3.4. L'interdiction de conduire pouvait dès lors être prononcée en application de l'art. 45 al. 1 OAC. Une fois reconnue, l'élusion des règles suisses de compétence est un vice qui affecte la validité même du permis de conduire, raison pour laquelle l'autorité doit prononcer l'interdiction de conduire et ne dispose pas de marge d'appréciation sur ce point. Le recourant ne saurait dès lors invoquer le principe de proportionnalité ou se prévaloir du fait qu'il ne compromet pas la sécurité du trafic.

3.5. L'argument tiré du principe de la bonne foi n'est pas mieux fondé: si le SAN avait dans un premier temps évoqué un échange de permis de conduire, c'est sans doute qu'il ignorait les circonstances dans lesquels le permis portugais avait été obtenu. Le recourant ne pouvait en tout cas y voir une quelconque garantie quant à la validité de son permis étranger.

4.

Sur le vu de ce qui précède, le recours doit être rejeté. Conformément à l'art. 66 al. 1 LTF, les frais judiciaires sont mis à la charge du recourant qui succombe.

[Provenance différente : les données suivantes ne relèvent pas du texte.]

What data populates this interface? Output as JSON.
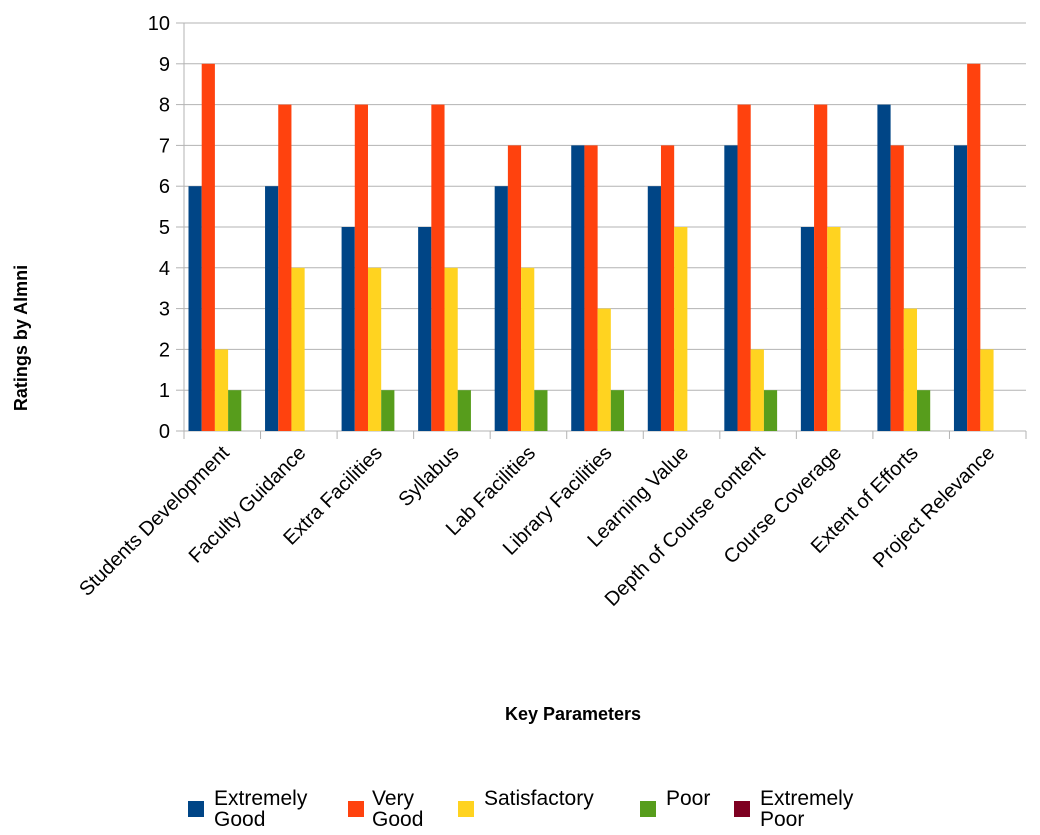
{
  "chart_data": {
    "type": "bar",
    "title": "",
    "xlabel": "Key Parameters",
    "ylabel": "Ratings by Almni",
    "ylim": [
      0,
      10
    ],
    "yticks": [
      0,
      1,
      2,
      3,
      4,
      5,
      6,
      7,
      8,
      9,
      10
    ],
    "grid": true,
    "legend_position": "bottom",
    "categories": [
      "Students Development",
      "Faculty Guidance",
      "Extra Facilities",
      "Syllabus",
      "Lab Facilities",
      "Library Facilities",
      "Learning Value",
      "Depth of Course content",
      "Course Coverage",
      "Extent of Efforts",
      "Project Relevance"
    ],
    "series": [
      {
        "name": "Extremely Good",
        "legend_lines": [
          "Extremely",
          " Good"
        ],
        "color": "#004586",
        "values": [
          6,
          6,
          5,
          5,
          6,
          7,
          6,
          7,
          5,
          8,
          7
        ]
      },
      {
        "name": "Very Good",
        "legend_lines": [
          "Very",
          " Good"
        ],
        "color": "#ff420e",
        "values": [
          9,
          8,
          8,
          8,
          7,
          7,
          7,
          8,
          8,
          7,
          9
        ]
      },
      {
        "name": "Satisfactory",
        "legend_lines": [
          "Satisfactory"
        ],
        "color": "#ffd320",
        "values": [
          2,
          4,
          4,
          4,
          4,
          3,
          5,
          2,
          5,
          3,
          2
        ]
      },
      {
        "name": "Poor",
        "legend_lines": [
          "Poor"
        ],
        "color": "#579d1c",
        "values": [
          1,
          0,
          1,
          1,
          1,
          1,
          0,
          1,
          0,
          1,
          0
        ]
      },
      {
        "name": "Extremely Poor",
        "legend_lines": [
          "Extremely",
          "Poor"
        ],
        "color": "#7e0021",
        "values": [
          0,
          0,
          0,
          0,
          0,
          0,
          0,
          0,
          0,
          0,
          0
        ]
      }
    ]
  }
}
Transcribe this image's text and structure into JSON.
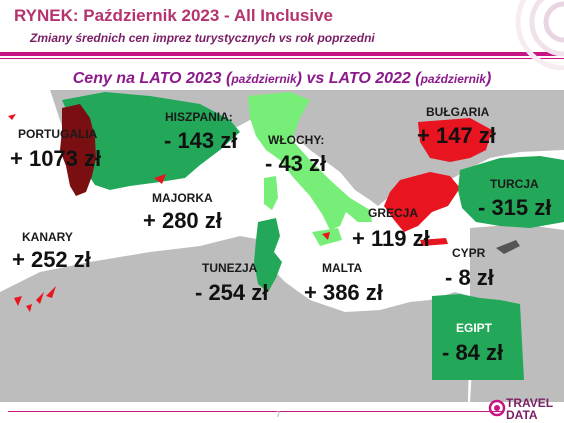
{
  "header": {
    "title": "RYNEK: Październik 2023 - All Inclusive",
    "subtitle": "Zmiany średnich cen imprez turystycznych vs rok poprzedni"
  },
  "comparison": {
    "part1": "Ceny na LATO 2023 (",
    "part2": "październik",
    "part3": ") vs  LATO 2022 (",
    "part4": "październik",
    "part5": ")"
  },
  "regions": [
    {
      "name": "PORTUGALIA",
      "value": "+ 1073 zł",
      "trend": "up"
    },
    {
      "name": "HISZPANIA:",
      "value": "- 143 zł",
      "trend": "down"
    },
    {
      "name": "WŁOCHY:",
      "value": "- 43 zł",
      "trend": "down"
    },
    {
      "name": "BUŁGARIA",
      "value": "+ 147 zł",
      "trend": "up"
    },
    {
      "name": "TURCJA",
      "value": "- 315 zł",
      "trend": "down"
    },
    {
      "name": "MAJORKA",
      "value": "+ 280 zł",
      "trend": "up"
    },
    {
      "name": "GRECJA",
      "value": "+ 119 zł",
      "trend": "up"
    },
    {
      "name": "KANARY",
      "value": "+ 252 zł",
      "trend": "up"
    },
    {
      "name": "CYPR",
      "value": "- 8 zł",
      "trend": "down"
    },
    {
      "name": "TUNEZJA",
      "value": "- 254 zł",
      "trend": "down"
    },
    {
      "name": "MALTA",
      "value": "+ 386 zł",
      "trend": "up"
    },
    {
      "name": "EGIPT",
      "value": "- 84 zł",
      "trend": "down"
    }
  ],
  "colors": {
    "accent": "#c71585",
    "increase": "#e8141f",
    "decrease": "#23a85a",
    "italy": "#77ee77",
    "portugal": "#7a0f12",
    "land": "#bdbdbd"
  },
  "footer": {
    "page": "7",
    "logo_line1": "TRAVEL",
    "logo_line2": "DATA"
  }
}
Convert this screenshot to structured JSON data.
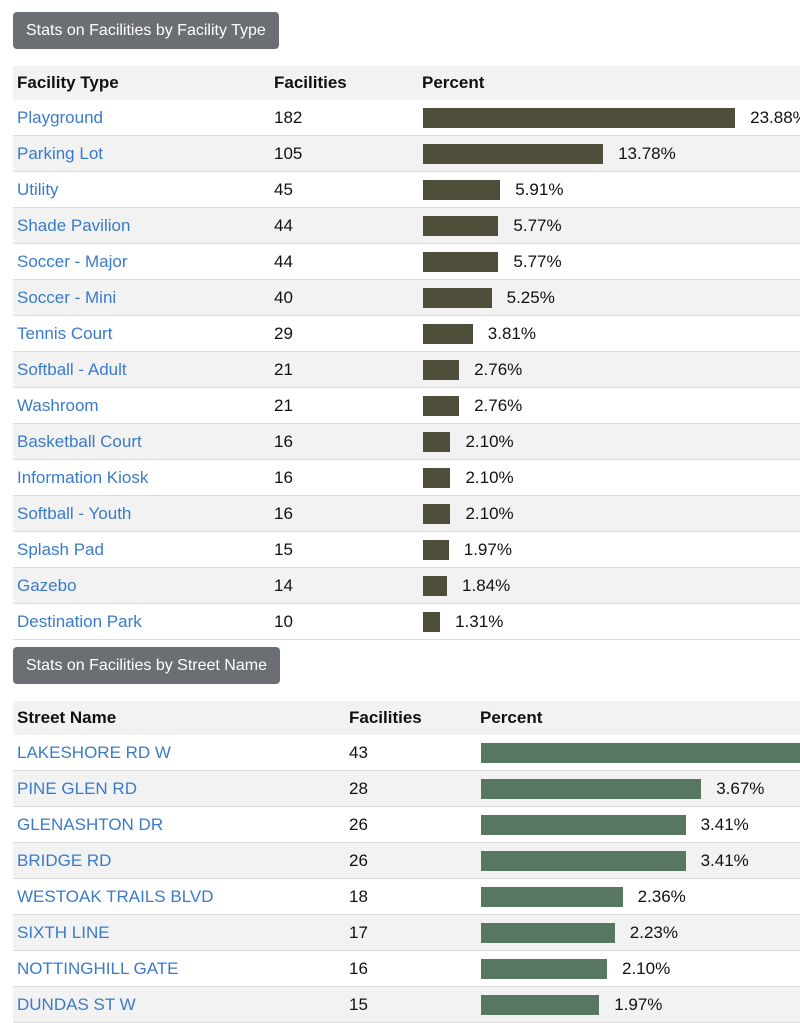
{
  "facility_type_section": {
    "button_label": "Stats on Facilities by Facility Type",
    "headers": {
      "name": "Facility Type",
      "count": "Facilities",
      "percent": "Percent"
    },
    "bar_color": "#4f4e3b",
    "rows": [
      {
        "name": "Playground",
        "count": "182",
        "percent_label": "23.88%",
        "percent": 23.88
      },
      {
        "name": "Parking Lot",
        "count": "105",
        "percent_label": "13.78%",
        "percent": 13.78
      },
      {
        "name": "Utility",
        "count": "45",
        "percent_label": "5.91%",
        "percent": 5.91
      },
      {
        "name": "Shade Pavilion",
        "count": "44",
        "percent_label": "5.77%",
        "percent": 5.77
      },
      {
        "name": "Soccer - Major",
        "count": "44",
        "percent_label": "5.77%",
        "percent": 5.77
      },
      {
        "name": "Soccer - Mini",
        "count": "40",
        "percent_label": "5.25%",
        "percent": 5.25
      },
      {
        "name": "Tennis Court",
        "count": "29",
        "percent_label": "3.81%",
        "percent": 3.81
      },
      {
        "name": "Softball - Adult",
        "count": "21",
        "percent_label": "2.76%",
        "percent": 2.76
      },
      {
        "name": "Washroom",
        "count": "21",
        "percent_label": "2.76%",
        "percent": 2.76
      },
      {
        "name": "Basketball Court",
        "count": "16",
        "percent_label": "2.10%",
        "percent": 2.1
      },
      {
        "name": "Information Kiosk",
        "count": "16",
        "percent_label": "2.10%",
        "percent": 2.1
      },
      {
        "name": "Softball - Youth",
        "count": "16",
        "percent_label": "2.10%",
        "percent": 2.1
      },
      {
        "name": "Splash Pad",
        "count": "15",
        "percent_label": "1.97%",
        "percent": 1.97
      },
      {
        "name": "Gazebo",
        "count": "14",
        "percent_label": "1.84%",
        "percent": 1.84
      },
      {
        "name": "Destination Park",
        "count": "10",
        "percent_label": "1.31%",
        "percent": 1.31
      }
    ]
  },
  "street_name_section": {
    "button_label": "Stats on Facilities by Street Name",
    "headers": {
      "name": "Street Name",
      "count": "Facilities",
      "percent": "Percent"
    },
    "bar_color": "#577763",
    "rows": [
      {
        "name": "LAKESHORE RD W",
        "count": "43",
        "percent_label": "",
        "percent": 5.64
      },
      {
        "name": "PINE GLEN RD",
        "count": "28",
        "percent_label": "3.67%",
        "percent": 3.67
      },
      {
        "name": "GLENASHTON DR",
        "count": "26",
        "percent_label": "3.41%",
        "percent": 3.41
      },
      {
        "name": "BRIDGE RD",
        "count": "26",
        "percent_label": "3.41%",
        "percent": 3.41
      },
      {
        "name": "WESTOAK TRAILS BLVD",
        "count": "18",
        "percent_label": "2.36%",
        "percent": 2.36
      },
      {
        "name": "SIXTH LINE",
        "count": "17",
        "percent_label": "2.23%",
        "percent": 2.23
      },
      {
        "name": "NOTTINGHILL GATE",
        "count": "16",
        "percent_label": "2.10%",
        "percent": 2.1
      },
      {
        "name": "DUNDAS ST W",
        "count": "15",
        "percent_label": "1.97%",
        "percent": 1.97
      }
    ]
  }
}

Par ces motifs, le Tribunal fédéral prononce:

1.

Le recours est rejeté.

2.

Les frais judiciaires, arrêtés à 2'000 fr., sont mis à la charge du recourant.

3.

Le présent arrêt est communiqué au mandataire du recourant, au Service des automobiles et de la navigation et au Tribunal cantonal du canton de Vaud, Cour de droit administratif et public, ainsi qu'à l'Office fédéral des routes.

Lausanne, le 7 mars 2014
Au nom de la Ire Cour de droit public
du Tribunal fédéral suisse

Le Juge présidant: Merkli

Le Greffier: Kurz

Keywords

driving licencecompetence rulesforeign licenceproportionalitygood faithadministrative bandomicilejudicial composition

Extracted by Omnilex

Key legal question

Whether the factual findings had to be corrected, especially regarding earlier learner-permit status and the stay in Portugal.

Extracted holding

No correction was warranted; the challenged facts did not show a sufficiently long stay abroad or affect the decisive findings.

Extracted reasoning

The cantonal court relied on domicile in Switzerland and on the insufficient duration of the stay in Portugal; the additional facts invoked by the appellant were irrelevant to proving a longer uninterrupted stay abroad.

Key legal question

Whether the cantonal court composition violated Article 30 Cst. because the case allegedly involved a change in jurisprudence.

Extracted holding

No violation occurred; there was no change in jurisprudence requiring a different bench composition.

Extracted reasoning

The cited cases concerned very different situations, typically licences obtained shortly after arrival in Switzerland. Here, the appellant had lived in Switzerland for years and only later obtained the foreign licence, so the court could require proof of a sufficiently long foreign stay.

Key legal question

Whether the appellant had evaded Swiss competence rules by obtaining the Portuguese licence and whether a driving ban under Article 45 OAC was lawful.

Extracted holding

Yes; the foreign licence was obtained in circumvention of Swiss competence rules, so its use in Switzerland had to be prohibited indefinitely until the Swiss tests and required courses were completed.

Extracted reasoning

Under Articles 42 and 45 OAC and settled case law, a person domiciled in Switzerland must obtain the Swiss licence; if a foreign licence is acquired to bypass that rule, the authority must prohibit its use and has no discretion to apply proportionality to preserve it.

Key legal question

Whether proportionality and good faith prevented the driving prohibition.

Extracted holding

No; once evasion of competence rules is established, the authority must prohibit use of the foreign licence, and prior administrative indications could not create a legitimate expectation.

Extracted reasoning

The measure follows from the invalidity of the foreign licence itself; the road authority’s earlier reference to an exchange of licence was made before it knew the decisive facts and was not a binding assurance.